Seni sevecek, koruyacak.. Yaşlı kalbim yıllar sonra ilk kez rahat bir nefes alacak. Abin desen iyice her şeyi bıraktı. İntihar teşebbüsünü söyleyemiyorum bile.. Ne yapacağımı şaşırdım iyice. En azından bir kerecik görüşsen. Konuşsan. Olmaz mı? O farklı bir adam. Ne demek istediğimi ancak tanışırsan anlayabilirsin. Ona güveniyorum."
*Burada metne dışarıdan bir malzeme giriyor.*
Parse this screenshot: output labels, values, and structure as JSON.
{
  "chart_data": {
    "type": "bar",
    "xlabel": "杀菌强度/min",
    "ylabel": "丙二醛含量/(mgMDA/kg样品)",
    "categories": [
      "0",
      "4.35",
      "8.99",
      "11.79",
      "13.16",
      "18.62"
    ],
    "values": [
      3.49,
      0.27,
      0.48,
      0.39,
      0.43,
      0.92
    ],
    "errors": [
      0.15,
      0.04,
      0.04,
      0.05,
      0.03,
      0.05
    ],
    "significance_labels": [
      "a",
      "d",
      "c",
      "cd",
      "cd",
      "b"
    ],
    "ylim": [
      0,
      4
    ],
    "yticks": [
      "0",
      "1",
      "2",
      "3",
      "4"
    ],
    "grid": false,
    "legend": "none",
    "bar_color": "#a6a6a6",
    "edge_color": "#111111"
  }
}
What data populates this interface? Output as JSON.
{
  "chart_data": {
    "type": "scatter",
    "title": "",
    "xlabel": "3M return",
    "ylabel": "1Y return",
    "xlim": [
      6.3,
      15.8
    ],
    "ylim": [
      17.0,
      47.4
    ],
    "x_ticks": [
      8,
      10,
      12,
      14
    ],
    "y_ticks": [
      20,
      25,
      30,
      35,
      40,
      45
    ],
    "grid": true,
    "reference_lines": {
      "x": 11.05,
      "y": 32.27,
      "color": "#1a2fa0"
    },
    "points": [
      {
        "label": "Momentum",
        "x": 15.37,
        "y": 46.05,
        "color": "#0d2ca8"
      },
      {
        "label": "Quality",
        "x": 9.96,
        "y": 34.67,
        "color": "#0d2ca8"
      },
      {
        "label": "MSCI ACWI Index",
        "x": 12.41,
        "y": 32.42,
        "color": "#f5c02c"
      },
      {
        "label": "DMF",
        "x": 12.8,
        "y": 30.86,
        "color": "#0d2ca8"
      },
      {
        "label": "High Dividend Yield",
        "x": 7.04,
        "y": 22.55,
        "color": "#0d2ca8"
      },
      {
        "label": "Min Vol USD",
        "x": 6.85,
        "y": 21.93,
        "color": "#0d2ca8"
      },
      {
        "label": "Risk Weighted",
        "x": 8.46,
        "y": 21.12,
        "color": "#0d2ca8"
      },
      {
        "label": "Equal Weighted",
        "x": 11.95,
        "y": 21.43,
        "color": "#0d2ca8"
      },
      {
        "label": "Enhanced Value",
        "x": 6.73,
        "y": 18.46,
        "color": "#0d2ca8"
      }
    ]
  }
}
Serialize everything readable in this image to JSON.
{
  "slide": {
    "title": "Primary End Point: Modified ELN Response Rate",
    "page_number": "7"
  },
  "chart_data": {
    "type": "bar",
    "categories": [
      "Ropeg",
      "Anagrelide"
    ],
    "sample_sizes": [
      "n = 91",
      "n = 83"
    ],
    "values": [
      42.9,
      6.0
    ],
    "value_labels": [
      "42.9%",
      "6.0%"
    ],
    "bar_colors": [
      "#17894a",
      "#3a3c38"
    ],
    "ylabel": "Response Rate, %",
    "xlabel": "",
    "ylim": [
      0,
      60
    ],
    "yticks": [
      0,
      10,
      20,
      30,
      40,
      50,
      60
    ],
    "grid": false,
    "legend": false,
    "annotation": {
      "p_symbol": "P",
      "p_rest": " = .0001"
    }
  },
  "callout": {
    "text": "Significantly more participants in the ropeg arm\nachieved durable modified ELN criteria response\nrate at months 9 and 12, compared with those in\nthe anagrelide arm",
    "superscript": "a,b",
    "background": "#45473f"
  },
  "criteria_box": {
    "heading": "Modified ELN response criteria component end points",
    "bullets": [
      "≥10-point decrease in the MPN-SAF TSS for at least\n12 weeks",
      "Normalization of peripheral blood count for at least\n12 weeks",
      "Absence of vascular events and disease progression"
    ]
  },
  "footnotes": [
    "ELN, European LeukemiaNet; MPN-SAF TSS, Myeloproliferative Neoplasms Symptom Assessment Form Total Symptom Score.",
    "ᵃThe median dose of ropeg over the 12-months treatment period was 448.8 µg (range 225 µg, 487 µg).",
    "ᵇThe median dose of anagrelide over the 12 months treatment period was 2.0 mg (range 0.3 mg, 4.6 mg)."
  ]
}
Söyledikleriyle yıllardır yaşadığım görmezden gelmeye çalıştığım vicdanımın sesi bir bir kafamda çınlamaya başladı. En acısı da çok haklıydı. Adam yıllardır rahat bir nefes bile alamadan peşimizde perişan olmuştu. Kendime yaşadıklarıma öyle çok odaklanmıştım ki; abime, babama neler yaşattığımın farkına bile varamamıştım. En azından bir kere konuşmayı onlara borçlu olduğumu zor da olsa kabul etmiştim. Çok haklılardı..
"Tamam." dedim minicik bir fısıltıyla.